青白い顔の年若い臨月の妊婦が立っていた。
「あ、美香も来たんだ。大丈夫? もう産まれそう? とりあえず座って」
「ありがと、鈴鹿。三日前におしるしが出ただけよ。それで大騒ぎしちゃって」
「あら? じゃあもう明日にでも産まれるかもしれないわねぇ~」
「うん、ミシェル、またお願いしてもいい?」
「任せて~」
女たちの会話がひと段落したのを見計らい、一人の魔族の子どもが口を開いた。
「あの、もしかしてですけど、ヴァンパイアクイーン様ですか……?」
「ええ。
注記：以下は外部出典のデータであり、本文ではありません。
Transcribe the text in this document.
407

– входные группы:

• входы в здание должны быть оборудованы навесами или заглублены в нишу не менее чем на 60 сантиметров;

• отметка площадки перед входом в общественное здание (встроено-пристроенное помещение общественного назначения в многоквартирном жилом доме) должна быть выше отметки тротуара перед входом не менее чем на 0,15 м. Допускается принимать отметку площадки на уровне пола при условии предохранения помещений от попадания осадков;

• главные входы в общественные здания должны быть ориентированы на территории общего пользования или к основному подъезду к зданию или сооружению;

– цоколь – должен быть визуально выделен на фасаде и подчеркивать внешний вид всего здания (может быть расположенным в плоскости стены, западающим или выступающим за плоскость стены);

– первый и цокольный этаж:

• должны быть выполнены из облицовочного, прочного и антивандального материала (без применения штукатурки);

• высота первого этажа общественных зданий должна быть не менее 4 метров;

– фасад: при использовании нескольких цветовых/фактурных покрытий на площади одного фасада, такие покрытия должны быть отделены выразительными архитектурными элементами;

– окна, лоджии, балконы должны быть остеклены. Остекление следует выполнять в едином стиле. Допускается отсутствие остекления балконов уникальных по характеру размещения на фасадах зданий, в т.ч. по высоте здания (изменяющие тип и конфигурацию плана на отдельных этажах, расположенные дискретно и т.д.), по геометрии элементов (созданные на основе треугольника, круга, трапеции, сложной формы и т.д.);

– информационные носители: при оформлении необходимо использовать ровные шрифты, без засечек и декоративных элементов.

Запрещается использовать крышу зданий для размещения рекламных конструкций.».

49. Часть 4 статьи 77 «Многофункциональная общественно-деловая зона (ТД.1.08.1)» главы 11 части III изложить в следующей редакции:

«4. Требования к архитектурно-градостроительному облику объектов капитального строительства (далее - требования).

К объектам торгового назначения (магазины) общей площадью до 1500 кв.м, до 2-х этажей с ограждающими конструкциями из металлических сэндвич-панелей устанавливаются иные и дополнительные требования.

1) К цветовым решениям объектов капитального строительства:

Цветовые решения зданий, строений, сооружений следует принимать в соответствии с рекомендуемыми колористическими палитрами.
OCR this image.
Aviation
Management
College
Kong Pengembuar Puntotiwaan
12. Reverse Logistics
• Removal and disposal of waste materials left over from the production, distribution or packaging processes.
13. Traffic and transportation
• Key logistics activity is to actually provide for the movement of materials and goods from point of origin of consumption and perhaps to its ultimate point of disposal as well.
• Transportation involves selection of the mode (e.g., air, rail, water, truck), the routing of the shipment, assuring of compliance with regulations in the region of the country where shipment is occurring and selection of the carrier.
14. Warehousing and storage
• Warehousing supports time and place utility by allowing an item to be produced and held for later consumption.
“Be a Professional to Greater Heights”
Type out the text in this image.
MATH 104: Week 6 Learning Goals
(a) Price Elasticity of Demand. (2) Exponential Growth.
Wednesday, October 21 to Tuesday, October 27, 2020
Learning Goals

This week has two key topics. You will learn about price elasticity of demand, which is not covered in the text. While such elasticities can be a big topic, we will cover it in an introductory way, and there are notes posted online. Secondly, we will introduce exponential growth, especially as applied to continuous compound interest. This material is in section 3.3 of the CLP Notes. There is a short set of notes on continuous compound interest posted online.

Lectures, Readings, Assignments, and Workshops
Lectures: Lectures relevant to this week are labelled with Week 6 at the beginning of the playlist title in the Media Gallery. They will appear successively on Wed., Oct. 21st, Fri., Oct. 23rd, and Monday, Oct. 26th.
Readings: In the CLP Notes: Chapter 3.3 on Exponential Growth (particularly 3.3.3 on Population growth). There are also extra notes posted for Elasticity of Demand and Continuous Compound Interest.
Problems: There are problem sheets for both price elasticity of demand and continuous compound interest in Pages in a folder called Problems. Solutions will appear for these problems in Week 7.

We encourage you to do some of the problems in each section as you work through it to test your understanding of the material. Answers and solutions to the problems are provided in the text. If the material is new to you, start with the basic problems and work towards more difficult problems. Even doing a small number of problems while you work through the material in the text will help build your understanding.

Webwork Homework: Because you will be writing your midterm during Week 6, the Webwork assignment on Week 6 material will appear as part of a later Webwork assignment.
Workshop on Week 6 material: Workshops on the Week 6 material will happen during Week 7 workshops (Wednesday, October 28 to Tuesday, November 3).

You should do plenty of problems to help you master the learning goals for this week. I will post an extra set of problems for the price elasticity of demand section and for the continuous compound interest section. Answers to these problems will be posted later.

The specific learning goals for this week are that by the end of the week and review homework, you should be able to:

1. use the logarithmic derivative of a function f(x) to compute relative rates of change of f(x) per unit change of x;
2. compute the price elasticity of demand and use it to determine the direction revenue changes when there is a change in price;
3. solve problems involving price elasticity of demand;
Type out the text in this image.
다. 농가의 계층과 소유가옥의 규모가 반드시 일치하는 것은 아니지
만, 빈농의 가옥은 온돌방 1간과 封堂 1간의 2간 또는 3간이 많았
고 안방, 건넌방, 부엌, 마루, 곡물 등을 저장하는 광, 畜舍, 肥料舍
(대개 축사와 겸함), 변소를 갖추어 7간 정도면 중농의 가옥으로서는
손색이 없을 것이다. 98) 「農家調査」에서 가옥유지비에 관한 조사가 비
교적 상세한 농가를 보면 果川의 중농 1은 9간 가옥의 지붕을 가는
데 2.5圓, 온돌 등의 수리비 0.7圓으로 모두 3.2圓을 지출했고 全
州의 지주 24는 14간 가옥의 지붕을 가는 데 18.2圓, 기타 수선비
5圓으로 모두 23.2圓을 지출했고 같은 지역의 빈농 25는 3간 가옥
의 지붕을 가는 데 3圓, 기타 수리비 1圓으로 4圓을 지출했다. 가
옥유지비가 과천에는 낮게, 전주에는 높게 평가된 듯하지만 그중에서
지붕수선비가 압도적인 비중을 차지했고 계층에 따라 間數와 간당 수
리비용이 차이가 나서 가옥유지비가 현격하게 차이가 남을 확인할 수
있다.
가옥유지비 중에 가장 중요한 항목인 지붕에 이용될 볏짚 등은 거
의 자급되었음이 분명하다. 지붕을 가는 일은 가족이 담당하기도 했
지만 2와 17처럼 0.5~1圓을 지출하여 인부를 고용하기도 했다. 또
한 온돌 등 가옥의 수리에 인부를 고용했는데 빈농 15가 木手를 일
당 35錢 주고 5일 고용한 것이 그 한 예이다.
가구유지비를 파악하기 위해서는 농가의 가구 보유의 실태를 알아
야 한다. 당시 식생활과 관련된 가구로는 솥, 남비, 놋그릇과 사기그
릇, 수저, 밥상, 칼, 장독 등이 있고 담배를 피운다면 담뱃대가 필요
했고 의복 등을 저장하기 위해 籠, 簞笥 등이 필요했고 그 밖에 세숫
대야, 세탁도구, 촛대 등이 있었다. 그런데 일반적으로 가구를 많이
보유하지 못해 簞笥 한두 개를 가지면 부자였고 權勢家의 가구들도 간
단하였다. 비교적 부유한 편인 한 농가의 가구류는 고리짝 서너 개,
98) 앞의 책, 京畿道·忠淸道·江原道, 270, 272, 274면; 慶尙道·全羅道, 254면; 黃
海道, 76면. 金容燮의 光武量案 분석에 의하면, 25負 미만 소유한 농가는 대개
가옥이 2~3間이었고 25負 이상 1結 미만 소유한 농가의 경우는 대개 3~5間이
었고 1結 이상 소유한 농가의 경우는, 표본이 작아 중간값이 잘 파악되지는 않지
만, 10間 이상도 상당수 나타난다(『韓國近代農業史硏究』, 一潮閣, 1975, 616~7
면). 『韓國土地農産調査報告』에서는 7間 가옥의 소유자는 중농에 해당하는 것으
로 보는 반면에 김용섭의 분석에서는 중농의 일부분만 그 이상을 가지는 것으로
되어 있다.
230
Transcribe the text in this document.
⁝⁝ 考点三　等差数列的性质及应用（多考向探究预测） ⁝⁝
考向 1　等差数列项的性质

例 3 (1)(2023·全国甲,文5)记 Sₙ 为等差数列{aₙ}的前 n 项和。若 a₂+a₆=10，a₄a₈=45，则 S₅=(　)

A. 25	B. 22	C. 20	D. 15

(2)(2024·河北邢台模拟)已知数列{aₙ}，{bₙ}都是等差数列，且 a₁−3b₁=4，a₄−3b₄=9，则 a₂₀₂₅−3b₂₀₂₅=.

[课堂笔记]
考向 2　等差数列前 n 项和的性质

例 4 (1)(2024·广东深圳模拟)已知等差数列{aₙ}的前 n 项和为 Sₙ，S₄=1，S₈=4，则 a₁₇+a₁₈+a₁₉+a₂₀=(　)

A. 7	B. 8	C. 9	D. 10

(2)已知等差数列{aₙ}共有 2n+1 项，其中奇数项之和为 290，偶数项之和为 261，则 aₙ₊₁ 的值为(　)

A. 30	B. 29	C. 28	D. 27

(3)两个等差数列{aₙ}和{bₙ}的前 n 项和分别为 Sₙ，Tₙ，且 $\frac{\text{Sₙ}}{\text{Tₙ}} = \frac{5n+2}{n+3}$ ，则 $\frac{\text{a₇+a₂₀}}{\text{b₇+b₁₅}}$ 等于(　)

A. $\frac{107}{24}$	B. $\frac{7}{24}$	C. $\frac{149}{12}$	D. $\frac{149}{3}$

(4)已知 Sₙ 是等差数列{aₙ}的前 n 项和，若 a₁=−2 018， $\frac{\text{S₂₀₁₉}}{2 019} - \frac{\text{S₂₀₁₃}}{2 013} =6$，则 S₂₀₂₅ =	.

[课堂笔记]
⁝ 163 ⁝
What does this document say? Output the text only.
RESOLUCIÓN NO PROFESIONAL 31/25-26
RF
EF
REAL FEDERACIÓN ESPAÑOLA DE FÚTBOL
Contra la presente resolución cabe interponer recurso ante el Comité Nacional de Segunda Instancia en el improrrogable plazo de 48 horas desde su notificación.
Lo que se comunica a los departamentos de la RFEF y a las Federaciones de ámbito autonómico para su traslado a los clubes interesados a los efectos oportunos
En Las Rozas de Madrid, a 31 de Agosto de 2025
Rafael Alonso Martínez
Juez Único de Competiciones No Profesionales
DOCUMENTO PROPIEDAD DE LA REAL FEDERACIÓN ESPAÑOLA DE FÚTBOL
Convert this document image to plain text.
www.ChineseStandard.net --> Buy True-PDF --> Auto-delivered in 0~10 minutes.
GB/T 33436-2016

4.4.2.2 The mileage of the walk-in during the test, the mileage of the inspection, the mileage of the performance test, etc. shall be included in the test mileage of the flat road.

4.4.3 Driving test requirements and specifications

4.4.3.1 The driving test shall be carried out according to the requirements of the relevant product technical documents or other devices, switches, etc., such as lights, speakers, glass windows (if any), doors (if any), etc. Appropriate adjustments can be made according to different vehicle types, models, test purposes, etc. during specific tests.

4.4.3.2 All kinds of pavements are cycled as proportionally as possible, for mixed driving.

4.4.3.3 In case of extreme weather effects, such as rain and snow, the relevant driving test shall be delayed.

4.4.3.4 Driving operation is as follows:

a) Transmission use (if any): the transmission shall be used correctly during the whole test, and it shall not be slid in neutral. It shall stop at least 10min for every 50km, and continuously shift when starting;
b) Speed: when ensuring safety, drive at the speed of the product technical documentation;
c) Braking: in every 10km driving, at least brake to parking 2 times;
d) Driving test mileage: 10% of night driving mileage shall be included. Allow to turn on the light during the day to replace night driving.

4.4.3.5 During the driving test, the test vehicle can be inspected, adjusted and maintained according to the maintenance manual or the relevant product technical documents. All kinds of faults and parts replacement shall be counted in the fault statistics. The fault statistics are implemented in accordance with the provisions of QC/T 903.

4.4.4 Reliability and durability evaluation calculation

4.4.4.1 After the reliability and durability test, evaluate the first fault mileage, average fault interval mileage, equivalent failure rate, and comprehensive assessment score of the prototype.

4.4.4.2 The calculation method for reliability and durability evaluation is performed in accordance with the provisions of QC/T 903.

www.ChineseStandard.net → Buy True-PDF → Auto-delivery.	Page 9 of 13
私がクイーンよ。あっちが夫の、ふっ、ビースト、キ、ふふ、キングよ」
「ちょっと美香、笑っちゃかわいそうだって」
「だって」
強大な獣人が尻尾も耳も倒してしょんぼりとしていた。
これが伝説のビーストキング?
子どもたちは訝しんだ。
「皆、今日見たこと、あったことは誰にも言っちゃダメだよ。特にキングの様子はね」
「なんでですか、スズィーカ様?」
「ほら、やっぱキングって力の象徴というか憧れあるでしょ? それを崩しちゃダメだし、それに普段はとても強いし頼りがいがあるんだよ」
「私は黙っときます! キングが浮気性なのも奥さんの出産でうろたえて役に立たないのも!」
「そんなふうに見えたか? 辛辣じゃないか?」
「僕も黙っとく! キングがこんなんだって知ったらみんながっかりしちゃうし」
「こんなん……?」
「ちなみにミシェル、恭平の痴態が衆目に晒されたのは何回目?」
「ん~、今回で二千五百十一回目ね~。八ヵ月ぶりくらいよ」
「三年に二回とか全国民にバレてそうじゃん。皆、お父さんかお母さんにだけはビーストキングにあったって話してもいいよ。たぶん知ってる」
「ま、暗黙の了解よねぇ~。子どものうちは正義のヒーローの本当の姿とか知ったら幻滅しちゃうだろうし」
「恭平も変にかっこつけるところあるから。あ、いたっ、陣痛来たかも……」
「美香!? すぐに分娩室に! 俺の血を吸え!! ウオオォォン!!」
「あー、もう騒がしいったらないわ。ミシェル、私も手伝うよ」
「ありがと~。それじゃ隣の病院に行きましょ。あ、皆も今日のことは夢かなにかだと思いなさいね~」
伝説の存在たちが部屋からいなくなると、嵐が過ぎ去ったかのように静かになった。
子どもたちはお互い顔を見合わせ、このことは絶対に黙っていようと心に誓った。
そしてそれを確かに守り、悪い夢でも見たのだろうと思うことにした。
しかし数十年後、自分の子どもに「あのさ、ビーストキングに会ったんだけど」と言われ、当時の大騒ぎを思い出し「お前も会ったか!」と吹き出してしまうのであった。
そしてまた、その子供も誰にも言うことはない。
いつか自分の子どもが、伝説のビーストキングに会うその日まで。
これにておしまい。お疲れ様でした。